For the Herb Mixture:
- Put cilantro, parsley, and green onion into a food processor. Chop finely in the food processor. It should amount to about ½ cup of chopped herbs.
- Fry the chopped onion in a large pot on med-high heat in about 5 tablespoons of ghee, mixing occasionally to keep the onion from burning.
- Once fried (it’ll take about 10 minutes), remove pot from heat, move onions to one side of the pot, and tilt the pot to drain the excess oil. You can get rid of this excess oil, leaving the onions in the pot.
- In a large mixing bowl, add the beef, grated onion, ½ teaspoon turmeric, 2 teaspoons salt, 1 teaspoons pepper, ½ teaspoon dried savory, 1 teaspoon dried mint, and the chopped herb mixture (cilantro, parsley, and green onion), the yellow split pea and rice mixture (add enough to equal half of the amount of beef, and no more), and 1 raw egg.
- Use a fork to first whisk the egg a bit before using your hands to mix everything together. You need to really mix everything well, working the mixture with your hands for a few minutes until it starts to stick to your hands. This helps the meatball keep its shape during the cooking process.
- Make compact baseball-sized meatballs and place 2 dates/plums in the middle of each. This should make about 5 meatballs.
- Add 3 cups of water to the large pot containing the fried onion.
- Mix in tomato paste, ½ teaspoon turmeric, 1 teaspoon salt, ½ teaspoon pepper, 1 teaspoon dried mint, and ½ teaspoon dried savory.

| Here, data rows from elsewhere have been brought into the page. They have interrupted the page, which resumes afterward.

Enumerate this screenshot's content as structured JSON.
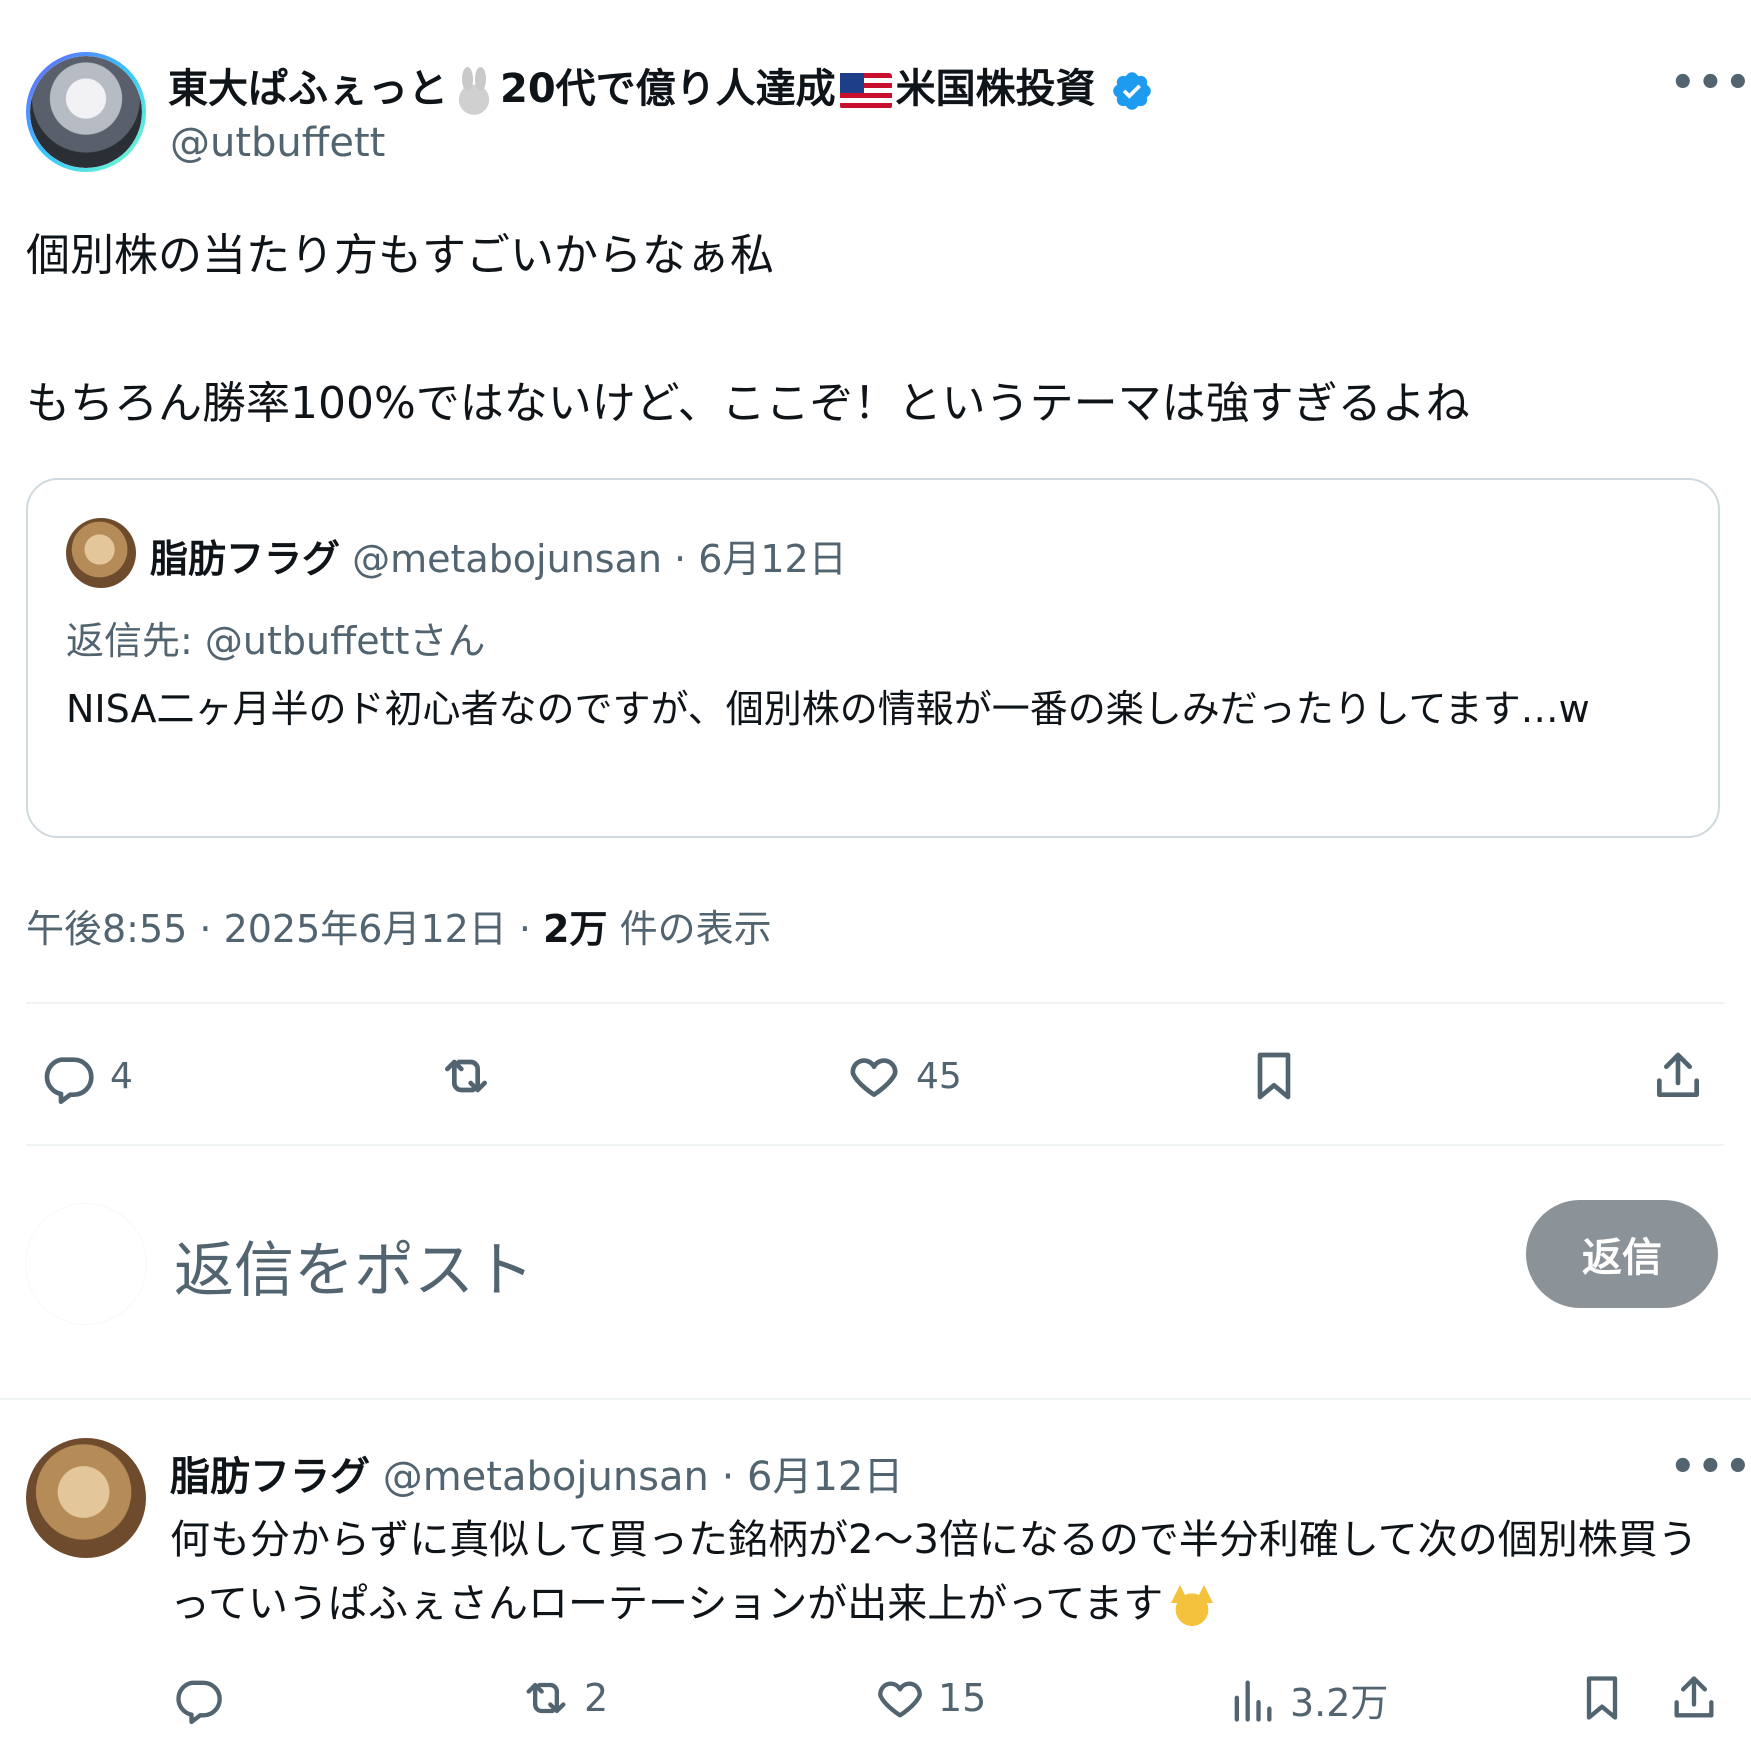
{
  "main_post": {
    "display_name": "東大ぱふぇっと",
    "display_name_mid": "20代で億り人達成",
    "display_name_end": "米国株投資",
    "handle": "@utbuffett",
    "line1": "個別株の当たり方もすごいからなぁ私",
    "line2": "もちろん勝率100%ではないけど、ここぞ！というテーマは強すぎるよね",
    "timestamp": "午後8:55 · 2025年6月12日 · ",
    "views_count": "2万",
    "views_label": " 件の表示",
    "replies": "4",
    "likes": "45"
  },
  "quoted": {
    "display_name": "脂肪フラグ",
    "meta": "@metabojunsan · 6月12日",
    "reply_to": "返信先: @utbuffettさん",
    "text": "NISA二ヶ月半のド初心者なのですが、個別株の情報が一番の楽しみだったりしてます…w"
  },
  "composer": {
    "placeholder": "返信をポスト",
    "button": "返信"
  },
  "reply_post": {
    "display_name": "脂肪フラグ",
    "meta": "@metabojunsan · 6月12日",
    "text": "何も分からずに真似して買った銘柄が2〜3倍になるので半分利確して次の個別株買うっていうぱふぇさんローテーションが出来上がってます",
    "retweets": "2",
    "likes": "15",
    "views": "3.2万"
  },
  "colors": {
    "verified": "#1d9bf0",
    "secondary_text": "#536471",
    "divider": "#eff3f4"
  }
}
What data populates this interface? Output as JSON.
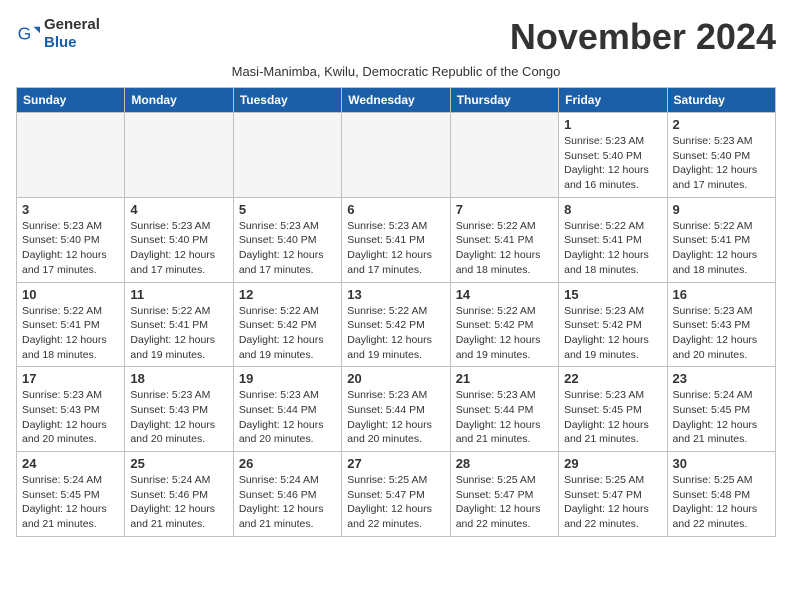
{
  "logo": {
    "general": "General",
    "blue": "Blue"
  },
  "title": "November 2024",
  "subtitle": "Masi-Manimba, Kwilu, Democratic Republic of the Congo",
  "days_of_week": [
    "Sunday",
    "Monday",
    "Tuesday",
    "Wednesday",
    "Thursday",
    "Friday",
    "Saturday"
  ],
  "weeks": [
    [
      {
        "day": "",
        "info": ""
      },
      {
        "day": "",
        "info": ""
      },
      {
        "day": "",
        "info": ""
      },
      {
        "day": "",
        "info": ""
      },
      {
        "day": "",
        "info": ""
      },
      {
        "day": "1",
        "info": "Sunrise: 5:23 AM\nSunset: 5:40 PM\nDaylight: 12 hours and 16 minutes."
      },
      {
        "day": "2",
        "info": "Sunrise: 5:23 AM\nSunset: 5:40 PM\nDaylight: 12 hours and 17 minutes."
      }
    ],
    [
      {
        "day": "3",
        "info": "Sunrise: 5:23 AM\nSunset: 5:40 PM\nDaylight: 12 hours and 17 minutes."
      },
      {
        "day": "4",
        "info": "Sunrise: 5:23 AM\nSunset: 5:40 PM\nDaylight: 12 hours and 17 minutes."
      },
      {
        "day": "5",
        "info": "Sunrise: 5:23 AM\nSunset: 5:40 PM\nDaylight: 12 hours and 17 minutes."
      },
      {
        "day": "6",
        "info": "Sunrise: 5:23 AM\nSunset: 5:41 PM\nDaylight: 12 hours and 17 minutes."
      },
      {
        "day": "7",
        "info": "Sunrise: 5:22 AM\nSunset: 5:41 PM\nDaylight: 12 hours and 18 minutes."
      },
      {
        "day": "8",
        "info": "Sunrise: 5:22 AM\nSunset: 5:41 PM\nDaylight: 12 hours and 18 minutes."
      },
      {
        "day": "9",
        "info": "Sunrise: 5:22 AM\nSunset: 5:41 PM\nDaylight: 12 hours and 18 minutes."
      }
    ],
    [
      {
        "day": "10",
        "info": "Sunrise: 5:22 AM\nSunset: 5:41 PM\nDaylight: 12 hours and 18 minutes."
      },
      {
        "day": "11",
        "info": "Sunrise: 5:22 AM\nSunset: 5:41 PM\nDaylight: 12 hours and 19 minutes."
      },
      {
        "day": "12",
        "info": "Sunrise: 5:22 AM\nSunset: 5:42 PM\nDaylight: 12 hours and 19 minutes."
      },
      {
        "day": "13",
        "info": "Sunrise: 5:22 AM\nSunset: 5:42 PM\nDaylight: 12 hours and 19 minutes."
      },
      {
        "day": "14",
        "info": "Sunrise: 5:22 AM\nSunset: 5:42 PM\nDaylight: 12 hours and 19 minutes."
      },
      {
        "day": "15",
        "info": "Sunrise: 5:23 AM\nSunset: 5:42 PM\nDaylight: 12 hours and 19 minutes."
      },
      {
        "day": "16",
        "info": "Sunrise: 5:23 AM\nSunset: 5:43 PM\nDaylight: 12 hours and 20 minutes."
      }
    ],
    [
      {
        "day": "17",
        "info": "Sunrise: 5:23 AM\nSunset: 5:43 PM\nDaylight: 12 hours and 20 minutes."
      },
      {
        "day": "18",
        "info": "Sunrise: 5:23 AM\nSunset: 5:43 PM\nDaylight: 12 hours and 20 minutes."
      },
      {
        "day": "19",
        "info": "Sunrise: 5:23 AM\nSunset: 5:44 PM\nDaylight: 12 hours and 20 minutes."
      },
      {
        "day": "20",
        "info": "Sunrise: 5:23 AM\nSunset: 5:44 PM\nDaylight: 12 hours and 20 minutes."
      },
      {
        "day": "21",
        "info": "Sunrise: 5:23 AM\nSunset: 5:44 PM\nDaylight: 12 hours and 21 minutes."
      },
      {
        "day": "22",
        "info": "Sunrise: 5:23 AM\nSunset: 5:45 PM\nDaylight: 12 hours and 21 minutes."
      },
      {
        "day": "23",
        "info": "Sunrise: 5:24 AM\nSunset: 5:45 PM\nDaylight: 12 hours and 21 minutes."
      }
    ],
    [
      {
        "day": "24",
        "info": "Sunrise: 5:24 AM\nSunset: 5:45 PM\nDaylight: 12 hours and 21 minutes."
      },
      {
        "day": "25",
        "info": "Sunrise: 5:24 AM\nSunset: 5:46 PM\nDaylight: 12 hours and 21 minutes."
      },
      {
        "day": "26",
        "info": "Sunrise: 5:24 AM\nSunset: 5:46 PM\nDaylight: 12 hours and 21 minutes."
      },
      {
        "day": "27",
        "info": "Sunrise: 5:25 AM\nSunset: 5:47 PM\nDaylight: 12 hours and 22 minutes."
      },
      {
        "day": "28",
        "info": "Sunrise: 5:25 AM\nSunset: 5:47 PM\nDaylight: 12 hours and 22 minutes."
      },
      {
        "day": "29",
        "info": "Sunrise: 5:25 AM\nSunset: 5:47 PM\nDaylight: 12 hours and 22 minutes."
      },
      {
        "day": "30",
        "info": "Sunrise: 5:25 AM\nSunset: 5:48 PM\nDaylight: 12 hours and 22 minutes."
      }
    ]
  ]
}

- Carefully add in the meatballs. The broth should come up about ⅓ of the way up the meatballs.
- Cover the pot and cook on med-low heat until cooked through (about 30 minutes) and don’t open the cover until the 30 minutes point in order to keep in the heat and prevent evaporation.
- Then remove the cover and add in tomatoes, potatoes, and remainder of dried plums.
- Add more water to come up to ¾ the height of the meatballs.
- Simmer for about 20-25 minutes on medium/med-low (or until potatoes are soft) before serving.
- The broth is traditionally served first, like a soup. It’s topped with torn, fresh mint and torn, warm bread. Then the meatballs are served with the potato, tomato, and egg, and eaten with bread and perhaps even some fresh herbs. Enjoy!